The best I can think of (still not perfect) is to assign weight to various conferences, and count person's weighted average. Say, in cryptography, STOC/FOCS get 3, CRYPTO/Eurocrypt/TCC get 2, Asiacrypt/CCS/PKC/SODA get 1, and everything else does not count. Of course, the difficulty with this is that it's hard to agree on the numbers, especially across different areas.

So, pretty much, as bad as letter writing is, it will probably remain the best option for a while...

Michael Mitzenmacher said...

In response to comments thus far, I hope my post makes clear that I find either extreme for evaluating research undesirable. I do understand that there are potential problems with using citation counts, and I certainly never meant to suggest that just summing the numbers would be sufficient. But I find the argument that it's difficult to normalize for sub-area, or conference, or other parameter you'd care to name quite uncompelling. We're computer scientists, and figuring out what to do with incomplete data to obtain accurate predictions is one of our jobs. My extreme view is that suggesting that we should ignore this data when it's so easily available and so obviously correlated (even if only loosely) with research quality arguably borders on malpractice.

Alan's argument that one also needs to see the context of how the papers were cited I find more compelling. I would hope that appropriate tools, or careful eyes reviewing cases, or letters from domain experts would be able to add texture to the citation context.

I think zamuka did an outstanding job bringing up many important drawbacks of relying on letters. I'm sure there are many others. Anonymous #1 says
"In fact numbers, when used improperly, are worse than useless because they give an aura of objectivity." The same could be said for letters... except that, really, the letter process has little semblance of objectivity. Both the writing of the letters and the interpretation of them by the readers is subjective. That's a frightening system to me. (Perhaps I'm overly senstitive; history tells me the Ivy League introduced such "subjective" measures for undergraduate admissions when they wanted to keep Jews out...)

Anonymous said...

Zaumka made good arguments, but I still think letters are the way to go, and citation numbers/counts should not be used other than perhaps "sanity checks".

A good question is what is the role of an evaluation process. I see it as a process to assist people (department, chairs, deans etc..) that are genuinely interested in hiring/promoting the best researcher for the job.
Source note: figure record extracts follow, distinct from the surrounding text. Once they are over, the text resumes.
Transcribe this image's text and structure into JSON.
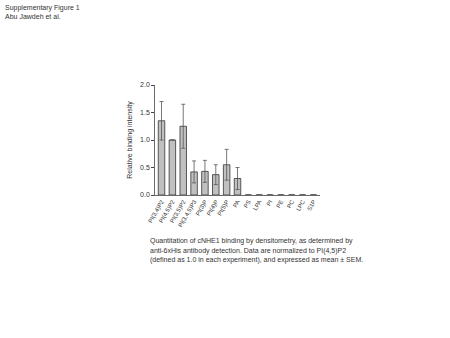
{
  "header": {
    "lines": [
      "Supplementary Figure 1",
      "Abu Jawdeh et al."
    ]
  },
  "chart_data": {
    "type": "bar",
    "y_label": "Relative binding intensity",
    "categories": [
      "PI(3,4)P2",
      "PI(4,5)P2",
      "PI(3,5)P2",
      "PI(3,4,5)P3",
      "PI(3)P",
      "PI(4)P",
      "PI(5)P",
      "PA",
      "PS",
      "LPA",
      "PI",
      "PE",
      "PC",
      "LPC",
      "S1P"
    ],
    "values": [
      1.35,
      1.0,
      1.25,
      0.42,
      0.43,
      0.37,
      0.55,
      0.3,
      0,
      0,
      0,
      0,
      0,
      0,
      0
    ],
    "errors": [
      0.35,
      0,
      0.4,
      0.2,
      0.2,
      0.18,
      0.28,
      0.2,
      0,
      0,
      0,
      0,
      0,
      0,
      0
    ],
    "color": "#c0c0c0",
    "ylim": [
      0,
      2
    ],
    "yticks": [
      {
        "value": 0,
        "label": "0.0"
      },
      {
        "value": 0.5,
        "label": "0.5"
      },
      {
        "value": 1,
        "label": "1.0"
      },
      {
        "value": 1.5,
        "label": "1.5"
      },
      {
        "value": 2,
        "label": "2.0"
      }
    ],
    "grid": false
  },
  "caption": {
    "lines": [
      "Quantitation of cNHE1 binding by densitometry, as determined by",
      "anti-6xHis antibody detection. Data are normalized to PI(4,5)P2",
      "(defined as 1.0 in each experiment), and expressed as mean ± SEM."
    ]
  }
}
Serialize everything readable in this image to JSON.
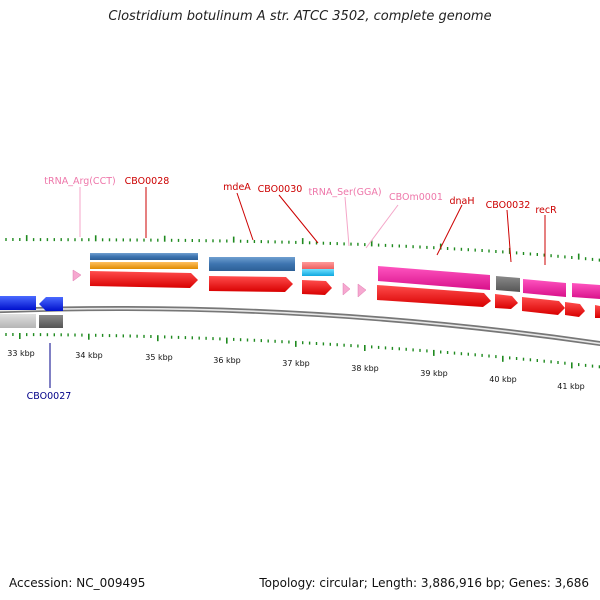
{
  "title": "Clostridium botulinum A str. ATCC 3502, complete genome",
  "footer": {
    "accession": "Accession: NC_009495",
    "topology": "Topology: circular; Length: 3,886,916 bp; Genes: 3,686"
  },
  "colors": {
    "backbone": "#8a8a8a",
    "tick": "#1f8a1f",
    "label_gene": "#cc0000",
    "label_rna": "#ee77aa",
    "label_minus": "#000088"
  },
  "scale_labels": [
    "33 kbp",
    "34 kbp",
    "35 kbp",
    "36 kbp",
    "37 kbp",
    "38 kbp",
    "39 kbp",
    "40 kbp",
    "41 kbp"
  ],
  "feature_labels": [
    {
      "text": "tRNA_Arg(CCT)",
      "kind": "rna"
    },
    {
      "text": "CBO0028",
      "kind": "gene"
    },
    {
      "text": "mdeA",
      "kind": "gene"
    },
    {
      "text": "CBO0030",
      "kind": "gene"
    },
    {
      "text": "tRNA_Ser(GGA)",
      "kind": "rna"
    },
    {
      "text": "CBOm0001",
      "kind": "rna"
    },
    {
      "text": "dnaH",
      "kind": "gene"
    },
    {
      "text": "CBO0032",
      "kind": "gene"
    },
    {
      "text": "recR",
      "kind": "gene"
    },
    {
      "text": "CBO0027",
      "kind": "minus"
    }
  ]
}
I believe that letters are the best resource for such people, if they ask enough of them and ask the right people (people active and knowledgable in the same area, not necessarily the most senior).
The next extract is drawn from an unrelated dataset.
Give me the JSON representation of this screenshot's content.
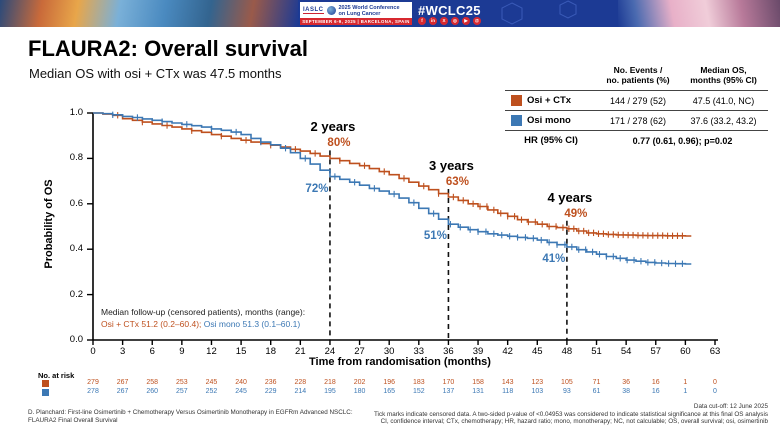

The fact that we're computer scientists doesn't mean that we have to look for numbers and apply algorithms in all aspects of life.

It seems that Michael is interested in a more "foolproof" process that is "cryptographically secure" against chairs/deans/etc.. that want to hire unqualified people or discriminate based on irrelevant properties. It may be that numbers are better in that respect, though I doubt that any such foolproof process exists.